There are millions of recent college grads that are about to enter the workforce, and even though most of these young adults are enjoying real independence and will start experiencing the “day in and day out” of real life some of these recent grads are not prepared to handle the financial responsibilities that come along with that freedom and that new job.
Unfortunately many credit card companies target young adults in college because they know that most will be gainfully employed by the time they graduate, compound that with the fact that most college graduates are carrying a certain amount of credit card debt, so they’re already starting out faced with a significant hurdle.
According to experts 60% of recent graduates owes money after graduation for student loans, with an average of $20,000. $20,000 is a significant dollar amount due to the fact that the average media starting salary is around the range of $25,000.
The great thing about where a recent college graduate is at their life is that they don’t have a lot of overhead. They’re young, probably not married, and most likely don’t have children so college grads are at unique points in their lives where they have the opportunity to live very lean, and establish a budget to pay off debt.
Here are some great tips that should start recent grads out on a good foot:
Keep track of every dollar. Establishing a budget is the most important thing you can do after your graduate college. Tracking your expenses is very important so you can get a firm grasp of how and where your money is going.
Save now. The best time to start saving is always now, even if it’s a small dollar amount it’s imperative that you have some sort of savings set aside. If you begin to start saving right out of the gate you should have a significant savings account when you’re ready to retire.
Pay off your credit cards ASAP. This may seem like a no-brainer but to a lot of college graduates it’s not obvious to them, and they continue to use their credit cards to make purchases that they can’t afford. If you don’t have the cash to pay for a purchase, simply, don’t buy it.
Set up bill pay. When you’re first out in the “real world” you realize that it’s a little different than living in a dorm and you may be unfamiliar with the volume of different bills that you’re going to be inundated with. The best thing to do is set up bill pay with your bank to pay your bills, utilities, cable, credit cards etc,. should be all set up for payment on a schedule that way you won’t be late.
Learn everything on improving your credit score. Your credit score will save you thousands over the course of your life.
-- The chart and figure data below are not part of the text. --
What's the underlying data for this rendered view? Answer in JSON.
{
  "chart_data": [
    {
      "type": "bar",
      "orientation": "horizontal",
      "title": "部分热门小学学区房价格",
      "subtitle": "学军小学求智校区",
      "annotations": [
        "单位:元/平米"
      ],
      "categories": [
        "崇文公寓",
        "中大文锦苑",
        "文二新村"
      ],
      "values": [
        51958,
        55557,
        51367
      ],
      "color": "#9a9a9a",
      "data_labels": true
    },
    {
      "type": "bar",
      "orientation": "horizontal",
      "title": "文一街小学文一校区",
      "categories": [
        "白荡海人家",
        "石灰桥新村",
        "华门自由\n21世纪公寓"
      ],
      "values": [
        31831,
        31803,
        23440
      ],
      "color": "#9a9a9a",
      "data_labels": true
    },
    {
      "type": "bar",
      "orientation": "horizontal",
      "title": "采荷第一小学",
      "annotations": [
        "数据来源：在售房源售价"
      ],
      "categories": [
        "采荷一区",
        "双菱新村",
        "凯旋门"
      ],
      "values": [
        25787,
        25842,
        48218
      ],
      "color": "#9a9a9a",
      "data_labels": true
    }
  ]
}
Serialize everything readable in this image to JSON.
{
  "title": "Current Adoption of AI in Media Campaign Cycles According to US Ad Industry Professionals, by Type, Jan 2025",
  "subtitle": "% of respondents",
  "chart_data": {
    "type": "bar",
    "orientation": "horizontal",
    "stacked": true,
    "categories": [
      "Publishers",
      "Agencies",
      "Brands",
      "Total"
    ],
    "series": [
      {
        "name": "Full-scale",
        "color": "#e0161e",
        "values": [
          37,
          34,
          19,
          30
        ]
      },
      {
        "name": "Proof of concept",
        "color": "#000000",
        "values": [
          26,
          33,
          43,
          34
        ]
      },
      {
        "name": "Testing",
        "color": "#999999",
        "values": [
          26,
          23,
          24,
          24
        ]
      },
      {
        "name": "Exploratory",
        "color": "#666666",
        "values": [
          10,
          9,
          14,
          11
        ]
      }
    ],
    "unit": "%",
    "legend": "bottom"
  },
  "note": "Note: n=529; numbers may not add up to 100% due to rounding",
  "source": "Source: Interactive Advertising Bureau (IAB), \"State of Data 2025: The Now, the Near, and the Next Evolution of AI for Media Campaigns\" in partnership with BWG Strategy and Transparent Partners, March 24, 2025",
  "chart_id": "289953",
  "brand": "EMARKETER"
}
A solid credit score will get you a better interest rate for a car, home or credit card and the thousands that it will save you over the course of your life is going to help you out in the long run.
Staying on top of your credit score and learning everything you can in order to make sure that you can get the best credit rating available is should be a priority in a young, college grads life.
Everybody is entitled a free credit report once a year, so become familiar with your credit scores and try to obtain a credit report from the three credit agencies Experian, Transunion and Equifax.
Learn to spread out your purchases. It may seem, once you graduate, and you move into that first apartment, or get that first roommate that there are so many things that you may “need”. Part of maturing as a young adult is separating your “needs” from your “wants,” and try your hardest to spread out your purchases so you don’t buy everything at once.
If you are a parent, start financial literacy early. If you’re a parent of a college student, or even a teenager it’s never too early to start educating your son or daughter on personal finance matters. Try to teach your son or daughter about setting up a budget and the dangers of credit cards.